Pemikiran Plato mengenai politik dapat dilihat pada skema berikut
Keterangan :
Penguasa menggunakan kekuasaan untuk mencapai kepentingan umum sebagai hasil dari kecerdasan mereka. Kepentingan umum sebaliknya, merupakan pemenuhan setiap potensi-pontesi yang ada pada diri individu. Otoritas akan dijalankan oleh filosof-raja yang memerintah untuk menegakkan keadilan. Keadilan diberikan kepada rakyat untuk diselenggarakan pada pemenuhan potensi-potensi yang dicapai melalui pekerjaan. Pekerjaan akhirnya akan menghasilkan sumber-sumber yang perlu untuk otoritas.
2. Tradisi Klasik Masa Aristoteles
Aristoteles (384-322 sM) mempersamakan tujuan negara dengan tujuan manusia: Menciptakan kebahagiaan (Eudaimonia). Manusia adalah makhluk sosial sekaligus zoon politikon (makhluk politik), sebab manusia tidak dapat berbuat banyak demi mencapai kebahagiaan tanpa bantuan orang lain. Sebab itu, manusia harus mau berinteraksi di dalam negara (berinteraksi dengan orang lain) demi mencapai kebahagiaan hidup sendiri dan bersama.

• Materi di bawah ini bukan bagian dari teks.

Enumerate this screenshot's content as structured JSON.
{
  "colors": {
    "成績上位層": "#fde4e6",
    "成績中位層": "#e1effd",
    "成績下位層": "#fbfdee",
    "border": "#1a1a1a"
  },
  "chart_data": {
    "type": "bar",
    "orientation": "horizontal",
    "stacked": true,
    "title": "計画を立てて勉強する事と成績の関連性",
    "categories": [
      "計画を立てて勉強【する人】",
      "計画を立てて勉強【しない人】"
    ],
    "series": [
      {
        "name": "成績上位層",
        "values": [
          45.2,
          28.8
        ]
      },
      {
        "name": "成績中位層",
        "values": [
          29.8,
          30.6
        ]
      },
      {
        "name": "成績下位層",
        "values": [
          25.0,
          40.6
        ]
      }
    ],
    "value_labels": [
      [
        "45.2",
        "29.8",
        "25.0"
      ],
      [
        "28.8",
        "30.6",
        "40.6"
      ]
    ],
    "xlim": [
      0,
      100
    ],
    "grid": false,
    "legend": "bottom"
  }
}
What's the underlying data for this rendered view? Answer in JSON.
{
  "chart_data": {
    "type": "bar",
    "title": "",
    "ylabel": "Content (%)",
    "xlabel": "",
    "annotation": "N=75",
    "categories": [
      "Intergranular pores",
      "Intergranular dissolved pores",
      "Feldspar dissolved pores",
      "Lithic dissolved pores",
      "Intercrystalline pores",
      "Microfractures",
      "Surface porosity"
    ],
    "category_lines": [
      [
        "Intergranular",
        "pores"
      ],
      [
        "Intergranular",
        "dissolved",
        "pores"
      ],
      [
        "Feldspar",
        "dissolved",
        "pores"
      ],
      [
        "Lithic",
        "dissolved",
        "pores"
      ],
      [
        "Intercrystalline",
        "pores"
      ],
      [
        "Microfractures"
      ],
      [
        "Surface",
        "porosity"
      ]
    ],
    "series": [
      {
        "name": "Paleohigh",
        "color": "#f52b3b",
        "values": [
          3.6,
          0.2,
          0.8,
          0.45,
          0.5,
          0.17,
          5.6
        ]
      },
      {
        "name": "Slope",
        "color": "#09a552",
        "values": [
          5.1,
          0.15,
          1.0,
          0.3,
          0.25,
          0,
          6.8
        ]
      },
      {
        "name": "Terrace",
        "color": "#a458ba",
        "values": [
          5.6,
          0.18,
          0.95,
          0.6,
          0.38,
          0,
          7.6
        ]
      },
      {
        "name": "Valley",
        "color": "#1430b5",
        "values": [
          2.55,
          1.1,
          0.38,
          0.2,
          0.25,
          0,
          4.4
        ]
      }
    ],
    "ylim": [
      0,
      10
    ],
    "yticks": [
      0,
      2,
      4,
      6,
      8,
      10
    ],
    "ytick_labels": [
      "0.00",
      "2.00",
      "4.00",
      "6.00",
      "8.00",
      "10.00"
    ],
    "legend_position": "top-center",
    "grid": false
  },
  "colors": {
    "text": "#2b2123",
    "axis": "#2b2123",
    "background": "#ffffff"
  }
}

Dengan demikian, tugas negara bagi Aristoteles pun jelas: Mengusahakan kebahagiaan hidup warganegaranya. Aristoteles menentang gagasan Plato untuk menyerahkan kekuasaan negara hanya kepada filosof-raja yang tanpa konstitusi. Sebaliknya, Aristoteles menyarankan pembetukan suatu negara bernama POLITEIA (negara yang berkonstitusi). Pemimpin negara adalah orang yang ahli dan teruji kepemimpinannya secara praktis, bukan filsuf yang hanay duduk di ‘menara gading.’ Sumber kekuasaan dalam Politeia adalah hukum.
Bagi Aristoteles, kekuasaan suatu negara harus berada di tangan banyak orang agar suatu keputusan tidak dibuat secara pribadi melainkan kolektif. Namun, kekuasaan tersebut jangan berada di tangan golongan miskin atau kaya, melainkan golongan menengah.
Artinya, bentuk kekuasaanya berada di tengah-tengah antara oligarki dengan demokrasi. Satu hal penting lain, seluruh penguasa harus takluk kepada hukum. Bagi Aristoteles pun, negara sama seperti organisme: Ia mampu berkembang dan mati.
Secara sederhana, pemikiran Aristoteles mengenai politik dapat dilihat pada skema berikut ini
Aristoteles menekankan pentingnya konstitusi campuran yang merupakan aturan dasar kehidupan bernegara. Kontitusi ini harus menunjuk kebahagiaan setiap individu sebagai hal ideal yang harus dicapai suatu negara. Kebahagiaan secara praktis diturunkan ke dalam bentuk kebijaksanaan-kebijaksanaan praktis. Setiap kebijaksanaan menghasilkan pilihan-pilihan baru bagi para warganegara yang nantinya diwujudkan ke dalam bentuk konstitusi campuran.